Moving web and mail and stuff

Over the last days I have moved my email and web and stuff from a simple web and email hotel to a virtual server managed by me.

So now I got a nice setup with

  • Exim mailserver, smtp auth for sending
  • Dovecot imap server
  • roundcube webmail
  • apache2 serving my blog and stuff

But most important for me: I can write my own spam filtering rules serverside and I can easily make sure all passwords are sent encrypted.

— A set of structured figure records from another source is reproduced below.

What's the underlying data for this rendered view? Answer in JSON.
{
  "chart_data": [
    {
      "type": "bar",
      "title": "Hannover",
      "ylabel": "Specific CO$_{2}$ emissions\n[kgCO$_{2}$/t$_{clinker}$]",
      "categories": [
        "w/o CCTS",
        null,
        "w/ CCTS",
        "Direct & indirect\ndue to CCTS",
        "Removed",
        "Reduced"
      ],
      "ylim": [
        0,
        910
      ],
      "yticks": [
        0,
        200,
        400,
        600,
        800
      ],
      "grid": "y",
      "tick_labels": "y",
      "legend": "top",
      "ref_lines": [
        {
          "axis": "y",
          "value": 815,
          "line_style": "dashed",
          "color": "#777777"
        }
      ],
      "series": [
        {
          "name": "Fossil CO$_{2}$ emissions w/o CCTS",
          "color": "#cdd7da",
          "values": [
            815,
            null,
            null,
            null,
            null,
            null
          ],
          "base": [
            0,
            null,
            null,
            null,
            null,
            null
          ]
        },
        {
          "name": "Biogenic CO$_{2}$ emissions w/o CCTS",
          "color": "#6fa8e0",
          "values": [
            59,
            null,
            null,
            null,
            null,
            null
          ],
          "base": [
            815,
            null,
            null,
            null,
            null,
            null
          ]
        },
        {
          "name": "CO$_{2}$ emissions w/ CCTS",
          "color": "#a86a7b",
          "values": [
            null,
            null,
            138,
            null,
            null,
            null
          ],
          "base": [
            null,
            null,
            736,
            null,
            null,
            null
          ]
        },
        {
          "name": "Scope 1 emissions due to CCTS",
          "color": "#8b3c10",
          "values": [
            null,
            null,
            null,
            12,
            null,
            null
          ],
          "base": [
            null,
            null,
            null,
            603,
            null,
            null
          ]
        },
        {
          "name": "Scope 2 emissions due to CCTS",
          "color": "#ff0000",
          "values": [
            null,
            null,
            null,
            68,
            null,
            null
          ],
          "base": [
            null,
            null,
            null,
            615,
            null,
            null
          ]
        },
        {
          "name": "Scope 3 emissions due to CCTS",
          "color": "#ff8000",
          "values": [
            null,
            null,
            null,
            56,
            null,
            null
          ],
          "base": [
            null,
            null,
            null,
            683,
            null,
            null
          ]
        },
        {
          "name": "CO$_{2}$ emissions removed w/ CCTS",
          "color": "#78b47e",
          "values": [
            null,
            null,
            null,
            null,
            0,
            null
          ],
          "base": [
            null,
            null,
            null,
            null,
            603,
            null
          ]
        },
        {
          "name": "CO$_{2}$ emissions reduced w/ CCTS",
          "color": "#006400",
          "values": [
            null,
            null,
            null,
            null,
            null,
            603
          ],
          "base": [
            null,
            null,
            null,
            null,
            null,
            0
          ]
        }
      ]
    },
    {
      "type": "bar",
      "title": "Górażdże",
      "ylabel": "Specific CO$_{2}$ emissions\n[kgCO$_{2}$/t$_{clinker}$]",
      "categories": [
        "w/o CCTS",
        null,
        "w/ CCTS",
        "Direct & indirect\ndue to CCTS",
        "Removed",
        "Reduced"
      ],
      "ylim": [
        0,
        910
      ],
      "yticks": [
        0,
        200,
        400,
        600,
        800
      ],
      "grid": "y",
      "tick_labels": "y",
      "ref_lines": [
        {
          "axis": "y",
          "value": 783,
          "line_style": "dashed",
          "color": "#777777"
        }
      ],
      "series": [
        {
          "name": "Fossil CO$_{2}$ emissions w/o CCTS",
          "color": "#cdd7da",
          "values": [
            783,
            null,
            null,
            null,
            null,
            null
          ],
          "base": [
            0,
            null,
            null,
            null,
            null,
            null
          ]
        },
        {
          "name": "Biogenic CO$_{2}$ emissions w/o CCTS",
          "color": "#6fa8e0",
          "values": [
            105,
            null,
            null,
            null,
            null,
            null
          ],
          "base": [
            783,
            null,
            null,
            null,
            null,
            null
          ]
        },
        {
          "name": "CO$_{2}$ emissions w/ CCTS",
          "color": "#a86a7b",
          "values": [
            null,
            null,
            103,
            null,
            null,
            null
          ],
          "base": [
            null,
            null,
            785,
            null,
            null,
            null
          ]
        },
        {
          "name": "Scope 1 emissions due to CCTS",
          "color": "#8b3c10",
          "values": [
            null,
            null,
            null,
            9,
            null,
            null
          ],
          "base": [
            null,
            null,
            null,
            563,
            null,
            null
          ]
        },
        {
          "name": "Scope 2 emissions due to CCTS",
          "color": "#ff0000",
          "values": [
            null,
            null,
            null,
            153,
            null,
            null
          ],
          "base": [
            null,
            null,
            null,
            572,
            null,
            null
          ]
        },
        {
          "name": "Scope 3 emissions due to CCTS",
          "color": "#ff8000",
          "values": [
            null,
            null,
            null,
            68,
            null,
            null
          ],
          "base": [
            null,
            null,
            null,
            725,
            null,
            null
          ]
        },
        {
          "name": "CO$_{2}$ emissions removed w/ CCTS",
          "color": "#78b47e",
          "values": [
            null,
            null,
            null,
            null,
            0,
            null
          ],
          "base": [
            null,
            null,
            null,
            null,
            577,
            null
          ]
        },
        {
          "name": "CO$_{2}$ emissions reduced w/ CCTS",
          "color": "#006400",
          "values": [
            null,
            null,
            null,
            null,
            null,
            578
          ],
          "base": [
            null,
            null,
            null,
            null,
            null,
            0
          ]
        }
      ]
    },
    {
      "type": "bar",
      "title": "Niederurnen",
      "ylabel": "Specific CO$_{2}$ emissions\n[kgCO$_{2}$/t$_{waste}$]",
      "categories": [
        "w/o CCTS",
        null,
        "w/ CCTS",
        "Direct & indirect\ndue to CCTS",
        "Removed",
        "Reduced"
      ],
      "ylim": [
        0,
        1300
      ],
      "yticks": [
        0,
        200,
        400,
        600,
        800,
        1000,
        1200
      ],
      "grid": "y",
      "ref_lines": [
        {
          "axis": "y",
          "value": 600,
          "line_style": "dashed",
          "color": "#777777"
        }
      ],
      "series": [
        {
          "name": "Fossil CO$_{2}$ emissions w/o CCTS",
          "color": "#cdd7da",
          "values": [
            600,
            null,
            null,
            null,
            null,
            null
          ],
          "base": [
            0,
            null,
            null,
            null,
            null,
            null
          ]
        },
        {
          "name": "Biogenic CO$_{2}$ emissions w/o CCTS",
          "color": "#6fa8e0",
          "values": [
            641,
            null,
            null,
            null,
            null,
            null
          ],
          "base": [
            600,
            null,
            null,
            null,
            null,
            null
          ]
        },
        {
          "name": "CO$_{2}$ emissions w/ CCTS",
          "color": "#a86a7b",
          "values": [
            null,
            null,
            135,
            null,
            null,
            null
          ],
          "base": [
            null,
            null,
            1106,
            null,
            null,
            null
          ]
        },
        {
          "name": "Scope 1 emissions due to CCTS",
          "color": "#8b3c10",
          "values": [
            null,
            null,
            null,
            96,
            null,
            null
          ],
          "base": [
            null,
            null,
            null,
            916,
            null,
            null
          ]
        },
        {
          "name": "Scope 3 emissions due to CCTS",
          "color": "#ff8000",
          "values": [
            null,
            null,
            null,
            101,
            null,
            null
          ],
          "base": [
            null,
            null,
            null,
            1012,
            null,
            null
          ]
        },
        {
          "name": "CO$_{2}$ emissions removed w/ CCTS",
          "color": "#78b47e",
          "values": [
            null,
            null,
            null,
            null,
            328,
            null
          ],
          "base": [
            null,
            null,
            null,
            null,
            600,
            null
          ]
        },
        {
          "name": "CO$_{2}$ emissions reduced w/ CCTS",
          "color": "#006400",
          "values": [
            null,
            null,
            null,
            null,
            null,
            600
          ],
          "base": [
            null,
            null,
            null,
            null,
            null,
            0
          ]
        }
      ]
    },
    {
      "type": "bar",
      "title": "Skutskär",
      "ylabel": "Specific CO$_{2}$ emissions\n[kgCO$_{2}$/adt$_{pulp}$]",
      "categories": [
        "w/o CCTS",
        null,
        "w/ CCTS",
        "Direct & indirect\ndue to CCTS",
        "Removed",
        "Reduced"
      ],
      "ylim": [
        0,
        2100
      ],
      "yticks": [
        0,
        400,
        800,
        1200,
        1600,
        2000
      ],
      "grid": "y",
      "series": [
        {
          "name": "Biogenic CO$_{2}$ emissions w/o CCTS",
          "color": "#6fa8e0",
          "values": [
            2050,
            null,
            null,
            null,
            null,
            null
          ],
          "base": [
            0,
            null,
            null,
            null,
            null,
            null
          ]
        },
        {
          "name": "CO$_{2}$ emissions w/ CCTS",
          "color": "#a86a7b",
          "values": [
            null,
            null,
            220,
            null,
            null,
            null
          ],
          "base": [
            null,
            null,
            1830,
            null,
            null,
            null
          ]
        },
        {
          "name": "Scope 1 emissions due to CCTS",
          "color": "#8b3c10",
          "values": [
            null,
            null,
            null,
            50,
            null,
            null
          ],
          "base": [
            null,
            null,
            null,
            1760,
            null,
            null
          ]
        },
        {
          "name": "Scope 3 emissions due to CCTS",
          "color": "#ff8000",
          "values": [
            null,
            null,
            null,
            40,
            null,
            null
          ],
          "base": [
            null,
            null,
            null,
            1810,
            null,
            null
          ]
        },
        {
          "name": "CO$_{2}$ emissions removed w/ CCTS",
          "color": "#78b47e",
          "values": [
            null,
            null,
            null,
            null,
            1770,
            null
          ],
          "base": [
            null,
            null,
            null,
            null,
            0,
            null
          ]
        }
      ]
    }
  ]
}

What’s left on my todo, partly because I haven’t figured out how yet is

  • Have exim not show the first recieved line when sending mail. No reason to put the IP of whatever place I am located into the emails
  • Have exim rewrite the Subject: header of spam emails, not add a second Subject header
  • Some kind of public/shared folders in dovecot
  • Have moved my local pop3 kmail filtering rules over to exim filters

And I also still haven’t moved all my domains, but it is coming soon.

3 comments on “Moving web and mail and stuff
  1. sune says:

    Rewriting subject header is now fixed. Howto:
    Don’t add a subject header, but instead add a custom X-Local-NewSubject header containing old subject and your spam marker.
    Then have a system filter test if it is spam, then discard Subject header and rename X-Local-NewSubject header to Subject:

  2. Not having the Received: header show your IP address is fairly simple: set the received_header_text config file parameter to whatever you want your Received: header to contain. Older versions of the default exim config file used to contain a fairly elaborate example, but nowadays it’s omitted, so that the default is used instead. That default in itself is an expanded string; if you look up the received_header_text config file parameter in the exim documentation, you’ll see what it is; and you can build from that to create a custom version, if you wish.

    If kmail supports Sieve filters, you can use those in exim too. See ‘info exim4-filter’ for details on that one.

  3. Just a simple comment. I have a (physical) server at a large hosting site, and I use web mail on a regular basis (primarily when at clients so it’s five days a week). I have installed Horde Groupware (webmail edition) and I’m extremely happy about it. Horde is connecting to my IMAP server nicely (it’s a fine IMAP client) and uses MySQL as storage backend. The upcoming release (1.1 – only as a release candidate) has a nice AJAX client which makes web mail feels like a desktop application (well, almost). Moreover, it is possible to sync your phone or PDA with Horde – I have had a partial success (only address book, not calendar).